Selecting a slab – be it for a countertop or a backsplash – can be daunting and frustrating. Kate Sterling, creative director of AKDO, provided useful insight into how designers can make this process easier.
1. Do Your Research
Before you begin, decide the maintenance level that best works for your client. Different materials have different needs, and it’s important to decide what the client would like out of the new countertop.
However, don’t always believe the rumors; if a client loves the look of marble but is scared away by stories of staining, remember that some of the world’s great buildings, like the Taj Mahal, are made of marble. Talk to the experts and do your research before discounting a look a client loves.
2. Plan It Out
Now that you’ve educated yourself, it’s time to make a plan. Natural stone slabs can dazzle you with their beauty, so before getting too carried away, take a few things into account:
• Focal Point of the Room: Do you want a stunning countertop, or an eye-catching, patterned backsplash? Pick your focal point first and design the rest of the room around it.
• Slab Size: Some stones can only be quarried in small blocks and are not suited to long countertops or kitchen islands. Get the plans for your room from the contractor and talk to your fabricator about adding seams to the countertop so you know what size slabs you need and how many.
• Natural Stone Slabs are Unique: Natural stone slabs are quarried from the earth, making each piece of stone one-of-a-kind. Be aware that some stones have naturally occurring specks or irregularities, and the veining and color can vary so it’s important to choose the exact slab that suits your client’s taste.
• Be Specific: Your fabricator will make a template to determine the exact size pieces to cut out of your slab. This can only be done once your cabinetry is in place, since walls are not all straight. A good idea is to use blue painter’s tape to indicate the places the slab will be cut, to make sure it includes your favorite parts of the slab. Remember, you can only cut a slab once.
3. Get Creative
This is the fun part! Your slab can be a statement piece in the kitchen – the most oft-used area of the home.
• The Slab as Art: Since many slabs have breathtaking, dramatic movement, they are perfect for making a statement. Slab backsplashes create a seamless, rich look and can act as very elegant and enduring “wallpaper.”
• Remember the Trim: You have to buy slabs whole, so make the most of them! Ask your fabricator to use the leftover pieces of slab not needed for your counters to create complementary trim details in the room. Long, thin pieces can be used to create saddles for door trims or shelves in a shower nook. You might even have enough to elegantly top an occasional table. Everything must be templated prior to cutting the slabs.

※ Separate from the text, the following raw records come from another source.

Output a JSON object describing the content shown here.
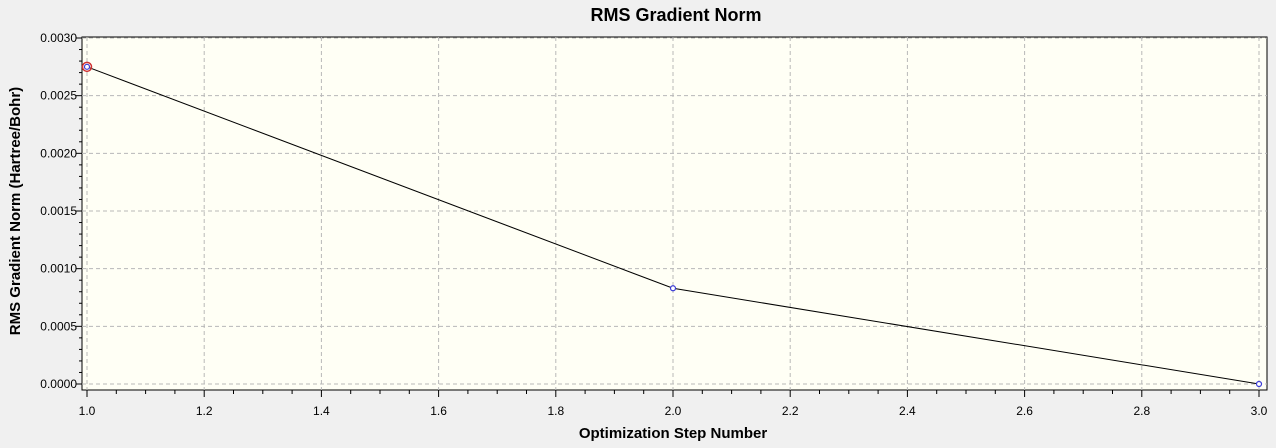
{
  "chart_data": {
    "type": "line",
    "title": "RMS Gradient Norm",
    "xlabel": "Optimization Step Number",
    "ylabel": "RMS Gradient Norm (Hartree/Bohr)",
    "xlim": [
      1.0,
      3.0
    ],
    "ylim": [
      0.0,
      0.003
    ],
    "x_ticks": [
      "1.0",
      "1.2",
      "1.4",
      "1.6",
      "1.8",
      "2.0",
      "2.2",
      "2.4",
      "2.6",
      "2.8",
      "3.0"
    ],
    "y_ticks": [
      "0.0000",
      "0.0005",
      "0.0010",
      "0.0015",
      "0.0020",
      "0.0025",
      "0.0030"
    ],
    "grid": true,
    "series": [
      {
        "x": [
          1,
          2,
          3
        ],
        "y": [
          0.00275,
          0.00083,
          0.0
        ]
      }
    ],
    "highlighted_point": {
      "x": 1,
      "y": 0.00275
    },
    "colors": {
      "line": "#000000",
      "marker": "#3b3bd6",
      "highlight": "#d03030",
      "plot_background": "#fffff5",
      "grid": "#b8b8b8",
      "window_background": "#f0f0f0"
    }
  }
}
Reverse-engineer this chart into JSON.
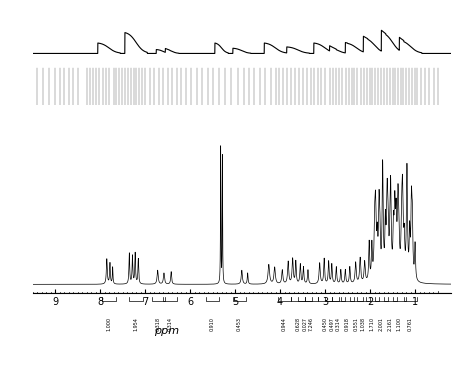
{
  "title": "",
  "xlabel_ppm": "ppm",
  "xlim": [
    9.5,
    0.2
  ],
  "ylim_spectrum": [
    -0.05,
    1.1
  ],
  "x_ticks": [
    9,
    8,
    7,
    6,
    5,
    4,
    3,
    2,
    1
  ],
  "background_color": "#ffffff",
  "spectrum_color": "#000000",
  "integration_values": [
    {
      "ppm": 7.8,
      "value": "1.000"
    },
    {
      "ppm": 7.2,
      "value": "1.954"
    },
    {
      "ppm": 6.7,
      "value": "0.318"
    },
    {
      "ppm": 6.45,
      "value": "0.314"
    },
    {
      "ppm": 5.5,
      "value": "0.910"
    },
    {
      "ppm": 4.9,
      "value": "0.453"
    },
    {
      "ppm": 3.9,
      "value": "0.944"
    },
    {
      "ppm": 3.6,
      "value": "0.628"
    },
    {
      "ppm": 3.45,
      "value": "0.027"
    },
    {
      "ppm": 3.3,
      "value": "7.246"
    },
    {
      "ppm": 3.0,
      "value": "0.450"
    },
    {
      "ppm": 2.85,
      "value": "0.497"
    },
    {
      "ppm": 2.7,
      "value": "0.314"
    },
    {
      "ppm": 2.5,
      "value": "0.918"
    },
    {
      "ppm": 2.3,
      "value": "0.551"
    },
    {
      "ppm": 2.15,
      "value": "1.038"
    },
    {
      "ppm": 1.95,
      "value": "1.710"
    },
    {
      "ppm": 1.75,
      "value": "2.001"
    },
    {
      "ppm": 1.55,
      "value": "2.161"
    },
    {
      "ppm": 1.35,
      "value": "1.100"
    },
    {
      "ppm": 1.1,
      "value": "0.761"
    }
  ]
}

• Don’t Lose Your Edge: Your countertop edging is an important detail. More modern spaces will typically go with a simple straight edge, while more ornate profile details suit a traditionally designed space. Fabricators can make the slab edge appear thicker by stacking extra layers of slab along the edge of your countertop.
• Have Fun! Put aside the renovation stress and soak it all in. Some slab yards are more like galleries, with hundreds of works of art created by Mother Nature. Allow yourself to get lost in the natural beauty created by ancient layers of seashells, lava and crystal formations.